Bowser and Racine Still at Odds in Budget Autonomy Case
The standoff between District of Columbia officials over the Budget Autonomy Act continued this week, with parties solidifying their positions in court filings and exposing a rift between the mayor and the attorney general.
D.C. Mayor Muriel Bowser recently deviated from her predecessor , arguing that the act is legal, and has since filed a motion to the U.S. Court of Appeals for the D.C. Circuit that the case should be dismissed. The case centered on a disagreement between two branches of D.C. government about the Budget Autonomy Act granting D.C. more control over its locally raised funds.

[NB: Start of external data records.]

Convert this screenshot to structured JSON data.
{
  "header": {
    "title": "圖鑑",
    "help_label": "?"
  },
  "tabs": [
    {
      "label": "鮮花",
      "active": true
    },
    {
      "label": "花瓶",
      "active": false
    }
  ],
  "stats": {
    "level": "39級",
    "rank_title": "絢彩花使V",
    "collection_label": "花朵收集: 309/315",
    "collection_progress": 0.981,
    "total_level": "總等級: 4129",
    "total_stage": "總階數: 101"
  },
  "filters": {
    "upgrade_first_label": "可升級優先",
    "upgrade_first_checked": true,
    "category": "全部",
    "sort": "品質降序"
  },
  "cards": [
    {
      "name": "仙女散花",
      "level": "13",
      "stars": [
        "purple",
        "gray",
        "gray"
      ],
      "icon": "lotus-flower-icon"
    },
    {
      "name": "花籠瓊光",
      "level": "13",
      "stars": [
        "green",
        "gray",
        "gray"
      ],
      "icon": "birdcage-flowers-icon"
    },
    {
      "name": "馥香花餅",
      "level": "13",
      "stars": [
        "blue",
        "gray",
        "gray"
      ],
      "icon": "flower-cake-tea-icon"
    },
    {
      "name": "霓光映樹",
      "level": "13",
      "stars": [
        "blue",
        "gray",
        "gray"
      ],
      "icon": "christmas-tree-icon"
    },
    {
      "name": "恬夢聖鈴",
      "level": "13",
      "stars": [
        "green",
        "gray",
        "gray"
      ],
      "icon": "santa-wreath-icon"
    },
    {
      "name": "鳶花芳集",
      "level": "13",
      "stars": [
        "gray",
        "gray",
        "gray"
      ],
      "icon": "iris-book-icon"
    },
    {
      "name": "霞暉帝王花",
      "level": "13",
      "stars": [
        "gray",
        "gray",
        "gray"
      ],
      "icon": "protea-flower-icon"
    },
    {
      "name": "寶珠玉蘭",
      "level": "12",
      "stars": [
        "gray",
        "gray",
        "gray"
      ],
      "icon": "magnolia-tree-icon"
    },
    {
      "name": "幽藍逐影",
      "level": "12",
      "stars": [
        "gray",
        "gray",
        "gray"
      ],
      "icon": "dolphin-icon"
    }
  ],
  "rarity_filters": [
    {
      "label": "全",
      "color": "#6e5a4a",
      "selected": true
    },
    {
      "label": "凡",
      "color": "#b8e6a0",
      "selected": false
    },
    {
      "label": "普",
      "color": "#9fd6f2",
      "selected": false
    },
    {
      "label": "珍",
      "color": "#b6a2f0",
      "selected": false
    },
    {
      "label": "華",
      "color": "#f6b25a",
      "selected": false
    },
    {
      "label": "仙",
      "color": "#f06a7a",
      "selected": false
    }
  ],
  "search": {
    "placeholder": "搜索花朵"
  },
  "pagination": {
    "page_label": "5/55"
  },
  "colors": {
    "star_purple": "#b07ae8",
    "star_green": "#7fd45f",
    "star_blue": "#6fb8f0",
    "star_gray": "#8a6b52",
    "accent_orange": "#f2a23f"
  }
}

Bowser’s predecessor, Mayor Vincent Gray, clashed with the D.C. Council and believed the act was not legal, but Bowser took the opposite position. She argued that since the mayor and the council no longer disagree about the act, the case is moot. But she still faces opposition from the District’s attorney general and chief financial officer.
“CFO [Jeffrey S.] DeWitt and I continue to agree with U.S. District Judge Emmet G. Sullivan and regretfully conclude that the Budget Autonomy Act is not legally sound and thus cannot be enforced by the District,” Attorney General Karl A. Racine said in a Tuesday statement. “We believe the case should go forward and the court should decide it on its merits.”
Racine was referring to the federal judge who struck down the budget autonomy law last May. The council appealed the decision, which is the case currently in question. The attorney general’s office said timing on the ruling is up to the court, but the Racine’s spokesman said best estimates are that there will be a decision on the motion to dismiss and a decision on the entire case by the end of August.
The D.C. Council also filed a brief to the court Monday, arguing that the case should be decided in the local D.C. court, rather than by a federal judge.
“The Council’s position is that there’s no longer any dispute between the council and the mayor because the mayor agrees with us that the Budget Autonomy Act is valid,” the D.C. Council’s outside counsel, Brian Netter , said in a Tuesday phone interview. “So the only remaining dispute is with the CFO. And our position is that under federal law, the council’s dispute with the CFO should be decided by D.C.’s local court system.”
In other words, the fate of the budget autonomy case remains uncertain, and litigation could continue if the federal court sends the case back to the D.C. court.